In each region, the agency implements public health policies in services responsible for health at work, school and university health and maternal and child health:
- It monitors the health status of the region, monitors compliance with hygiene rules and participates in the prevention and education of patients.
- It carries out health inspection missions on behalf of the state and may intervene in the event of a health emergency.
- It evaluates the training of health professionals and helps them at the time of their installation.
- It participates in the control of medical acts and the dispensing of health products.
- It conducts regional health insurance programs, particularly in the area of risk management.
- It authorizes the creation and activity of health facilities and health services. It also authorizes the creation of certain categories of social and medico-social establishments and services.
- It participates in the control of these establishments, in particular to verify the respect of the rights of users.
- It encourages the implementation of a cultural component in these institutions.
- In the health-environment sector competence includes: water & food: quality of human drinking water, quality of bathing water, swimming pools and recreational fishing sites, protection of the water resource; indoor environment: in the habitat; indoor air quality, fight against unhealthy habitat;
external environment: noise pollution, outdoor air quality, healthcare waste, impact on the health of human activities.

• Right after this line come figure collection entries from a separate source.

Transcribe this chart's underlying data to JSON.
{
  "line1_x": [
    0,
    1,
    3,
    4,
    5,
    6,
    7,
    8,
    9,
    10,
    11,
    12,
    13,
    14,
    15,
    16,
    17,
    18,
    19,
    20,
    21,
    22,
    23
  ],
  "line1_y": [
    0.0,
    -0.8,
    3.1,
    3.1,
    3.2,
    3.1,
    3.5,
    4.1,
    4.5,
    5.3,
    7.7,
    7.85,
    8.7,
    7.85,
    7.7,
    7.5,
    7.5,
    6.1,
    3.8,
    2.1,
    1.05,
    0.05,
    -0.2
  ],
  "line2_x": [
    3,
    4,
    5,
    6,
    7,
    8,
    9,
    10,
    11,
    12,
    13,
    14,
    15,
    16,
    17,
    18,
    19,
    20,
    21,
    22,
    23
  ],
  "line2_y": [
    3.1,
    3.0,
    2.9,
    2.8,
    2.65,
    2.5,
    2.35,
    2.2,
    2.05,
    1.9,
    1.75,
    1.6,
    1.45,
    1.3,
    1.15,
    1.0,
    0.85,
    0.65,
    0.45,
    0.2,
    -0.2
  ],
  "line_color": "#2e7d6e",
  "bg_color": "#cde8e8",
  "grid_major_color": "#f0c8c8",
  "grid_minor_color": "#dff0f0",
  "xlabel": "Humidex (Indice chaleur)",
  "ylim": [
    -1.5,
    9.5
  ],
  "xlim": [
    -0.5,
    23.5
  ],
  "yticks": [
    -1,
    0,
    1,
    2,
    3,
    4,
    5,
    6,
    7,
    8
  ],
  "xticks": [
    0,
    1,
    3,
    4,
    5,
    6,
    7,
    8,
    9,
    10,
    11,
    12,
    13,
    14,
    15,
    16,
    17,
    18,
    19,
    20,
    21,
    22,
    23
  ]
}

The regional health agency located in the administrative center of the defense and security zone is known as the regional zone agency. It is responsible for assisting the zone prefect in the implementation of national security and especially health defense missions, and thus to prepare and apply, if necessary, the ORSEC plan.

==Structure==
Since 2016 there have been 17 regional health agencies.

List of regional health agencies
| Name | Location |
|---|---|
| Auvergne-Rhône-Alpes | Lyon |
| Bourgogne-Franche-Comté | Dijon |
| Brittany | Rennes |
| Centre-Val de Loire | Orléans |
| Corsica | Ajaccio |
| Grand Est | Nancy |
| Guadeloupe | Pointe-à-Pitre |
| French Guiana | Cayenne |
| Hauts-de-France | Lille |
| Île-de-France | Paris |
| Martinique | Fort-de-France |
| Normandy | Caen |
| Nouvelle-Aquitaine | Bordeaux |
| Océan Indien (La Réunion et Mayotte) | Saint-Denis |
| Occitania | Montpellier |
| Pays de la Loire | Nantes |
| Provence-Alpes-Côte d'Azur | Marseille |

==Criticism==
The establishment of regional health agencies has disrupted practices within hospitals. Initially supporting the role of the ARS as local relays of health and social strategies of the State, and supporting the institutions in their governance choices, the Hospital Federation of France has complained about the bureaucratic drift which imposes on institutions choices sometimes guided solely by economic imperatives and profitability. Since 2010, the federation has requested that the role and prerogatives of the agencies be reviewed, and regularly underlines the difficult dialogues between the directorates of the institutions and the agencies. The intervention of Guy Collet gives a reflection of a generally very mixed assessment of the agencies:

"The operation of ARS is marked by an excess of bureaucracy" [...] "Hospitals have the feeling of a constant intrusion into their management and management" [...] "they must leave professionals the choice of ways and means to achieve these goals."